The company is not popular in Washington as it is, partly because of a series of accidents in recent years, most notably in Texas in 1995 when a refinery exploded, killing 15 people, and in 2006, when a pipeline leaked in Alaska. The big oil companies in general, meanwhile, have a less sympathetic president in Barack Obama than they did in his predecessor, George W Bush. Mr Obama has said that he intends to hold BP responsible for most of the clean-up bill. The President may adopt a harsher tone once the oil reaches the shore, potentially affecting the jobs of thousands of people living in coastal communities as well as killing countless millions of sea birds, turtles and fish.

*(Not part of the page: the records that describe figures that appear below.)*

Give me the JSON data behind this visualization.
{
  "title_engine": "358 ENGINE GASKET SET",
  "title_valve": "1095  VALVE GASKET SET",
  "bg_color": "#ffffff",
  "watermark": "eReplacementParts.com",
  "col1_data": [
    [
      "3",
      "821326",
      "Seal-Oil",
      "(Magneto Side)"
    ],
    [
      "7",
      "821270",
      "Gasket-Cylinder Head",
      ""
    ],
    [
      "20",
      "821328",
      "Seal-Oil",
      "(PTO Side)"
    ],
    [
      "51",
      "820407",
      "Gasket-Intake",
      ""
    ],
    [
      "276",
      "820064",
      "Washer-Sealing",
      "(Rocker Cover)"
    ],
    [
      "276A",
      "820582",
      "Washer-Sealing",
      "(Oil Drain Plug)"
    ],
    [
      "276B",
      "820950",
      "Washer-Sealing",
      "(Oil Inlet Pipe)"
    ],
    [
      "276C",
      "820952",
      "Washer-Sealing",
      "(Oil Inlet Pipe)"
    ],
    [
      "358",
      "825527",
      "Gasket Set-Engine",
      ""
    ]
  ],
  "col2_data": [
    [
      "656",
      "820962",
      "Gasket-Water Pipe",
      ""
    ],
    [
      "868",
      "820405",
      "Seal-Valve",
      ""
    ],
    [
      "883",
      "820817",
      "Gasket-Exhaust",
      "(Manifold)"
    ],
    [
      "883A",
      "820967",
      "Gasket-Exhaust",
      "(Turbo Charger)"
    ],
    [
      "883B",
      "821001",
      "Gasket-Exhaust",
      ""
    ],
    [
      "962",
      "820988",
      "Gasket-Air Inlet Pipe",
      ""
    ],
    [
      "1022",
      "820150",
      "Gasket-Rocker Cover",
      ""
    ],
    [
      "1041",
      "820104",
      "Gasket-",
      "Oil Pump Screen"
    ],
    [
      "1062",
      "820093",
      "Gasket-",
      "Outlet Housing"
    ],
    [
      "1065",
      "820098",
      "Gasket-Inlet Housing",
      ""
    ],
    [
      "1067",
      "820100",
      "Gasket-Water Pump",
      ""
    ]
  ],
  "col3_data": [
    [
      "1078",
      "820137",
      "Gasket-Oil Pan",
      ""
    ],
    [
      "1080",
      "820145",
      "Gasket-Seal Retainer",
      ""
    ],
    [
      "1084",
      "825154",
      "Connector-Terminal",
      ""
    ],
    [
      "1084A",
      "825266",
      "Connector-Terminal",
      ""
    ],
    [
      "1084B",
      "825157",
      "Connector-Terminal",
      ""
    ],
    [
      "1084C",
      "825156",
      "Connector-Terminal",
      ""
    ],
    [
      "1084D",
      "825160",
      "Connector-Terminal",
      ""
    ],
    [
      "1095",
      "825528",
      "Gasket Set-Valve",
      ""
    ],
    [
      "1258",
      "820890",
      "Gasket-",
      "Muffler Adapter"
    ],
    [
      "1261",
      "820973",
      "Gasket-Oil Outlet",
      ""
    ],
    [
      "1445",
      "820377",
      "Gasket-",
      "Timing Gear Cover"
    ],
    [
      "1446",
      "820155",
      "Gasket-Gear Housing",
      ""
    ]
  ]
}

The word "spillage" barely conveys the apocalyptic nature and scale of what is going on. Most worryingly, in the absence of a remote control shut-off device, no one has satisfactorily explained how the volcanic flow of hot oil into the Gulf of Mexico from some 5,000ft beneath the waves can be stopped. BP seems literally out of its depth. The booms it has placed in the Gulf to contain the slick and stop the oil from reaching the coast have not worked, possibly because they were placed too far out to sea, where high waves have rolled over them. It could be weeks or even months before a cap is installed or the flow diverted, by which time the spillage will have far exceeded the eleven million gallons that Exxon Valdez released off Alaska. It will be miraculous if the waters of the Gulf, from which the United States extracts 40 per cent of its seafood, do not suffer long-term devastation.
While BP faces immediate questions, alongside huge bills, the buck must not be allowed to stop with the company. President Obama has announced that he is halting new off-shore drilling projects unless rigs have safeguards to prevent similar disasters from occurring. But Americans will surely want to know why those safeguards were not there to start with, given Deepwater Horizon's highly sensitive location, only a few dozen miles from as environmentally a precious area as the Mississippi River Delta. Oil companies will always lobby aggressively for the right to explore as widely as possible and under as few conditions as they can get away with. It is for politicians to reconcile those ambitions with public and environmental safety. The inquiry into who nodded this rig through and why must go all the way from Louisiana, Alabama and Mississippi to Washington itself.
With oil still surging into the Gulf, in ever increasing quantities, it may sound premature to talk of lessons that need to be learned in future. But we must assume that the flow will be stopped somehow and at some point, after which the public in America and elsewhere hopefully will start drawing some conclusions about where the relentless hunt for cheap oil is leading. It should be transparent to everyone by now that the addiction of all our economies to oil is what is ultimately driving the demand for exploration into ever deeper and riskier environments.
Of course, improved safety standards for rigs are crucial, and must be insisted on and adhered to – but if their introduction is not accompanied by a more consistent drive to reduce our dependence on oil, they alone will not be enough to save us from similar disasters.